As me and my two Jimmy’s got up to leave, the angry middle-aged Christian blocked the pew, the following exchange ensued:

“Have you been writing on the Bibles”

“Me? No…”

“Are you lying? Not that I am accusing you… but you have been accused…”

“Well… There are some drawings in the books.”

“Did you make those drawings?”

“I made one of them…”

The angry Christian insisted on seeing this drawing of mine, so I showed him the saxophone player I drew behind the cover of a Bible, pictured above. To say the least, he was certainly “engaged” by the art. He found it an unspeakable act. He threatened to show the art to the church’s administration and have me pay for the Bible’s replacement (how that drawing makes a Bible “unreadable” or “nonfunctional” is beyond me).

“Why did you draw this?” Torquemada demanded to know

“It felt right with the music.”

“Do you have an eraser?”

“No.”

The Christian huffed and puffed, but then he thought of higher meanings…

“You know,” he started “this is a very important weekend for me and I’m not going to get riled up by this… So I’m going to let this go… but if I ever see you at this church again -just talking to you is pissing me off… I’m going to kick your ass-”

“I don’t understand why you are being so disrespectful,” I interjected “I didn’t draw anything vulgar… If I choose to express myself to God by drawing, why can’t I?”

That didn’t appease the Christian one bit, he huffed and puffed again. We tried to leave, but the Christian guy cornered me again at the sanctuary door, saying he ought to “express himself to God” by “kicking my ass”. I ignored him and started walking away.

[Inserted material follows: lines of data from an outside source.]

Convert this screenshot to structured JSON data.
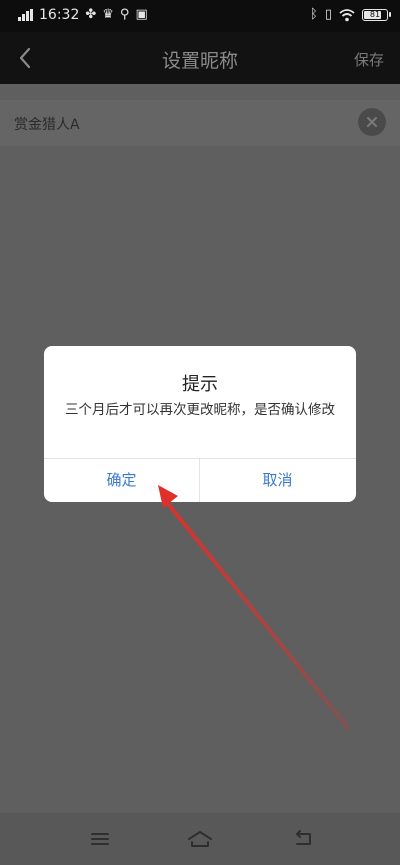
{
  "status_bar": {
    "time": "16:32",
    "battery_text": "81",
    "battery_level": 0.81
  },
  "header": {
    "title": "设置昵称",
    "save_label": "保存"
  },
  "nickname": {
    "value": "赏金猎人A"
  },
  "dialog": {
    "title": "提示",
    "message": "三个月后才可以再次更改昵称，是否确认修改",
    "confirm_label": "确定",
    "cancel_label": "取消"
  },
  "annotation": {
    "arrow_color": "#e0302a"
  },
  "colors": {
    "accent": "#3b7ad1",
    "overlay": "#5f5f5f"
  }
}
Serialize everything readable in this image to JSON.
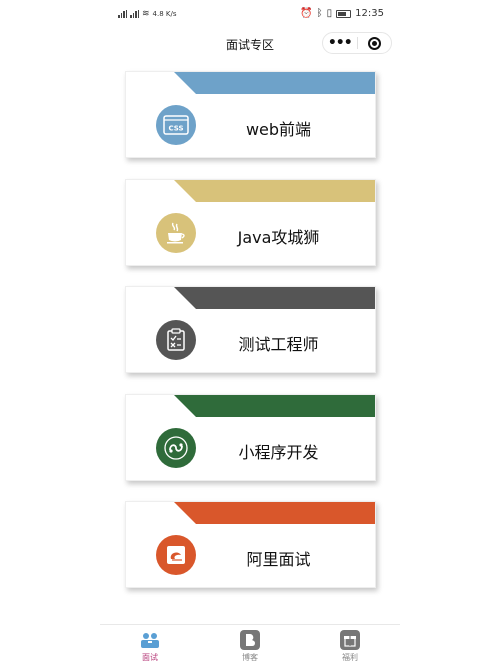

He demanded that i never return and that I “get the hell out of here” before he “kicks my ass”… By then, Jimmy McNally took my hand as lovingly and queerly as he could and outside we went. We all had a good laugh over this, for a second, I was worried about getting into a fight. I am sort of relieved that I showed him the saxophone player in the Bible, rather than the drawing in the hymnal… The guy would have flipped two shits if he saw my portrait of a Virgin Mary holding a baby and a machine gun titled “Our Lady of the Guerrillas.”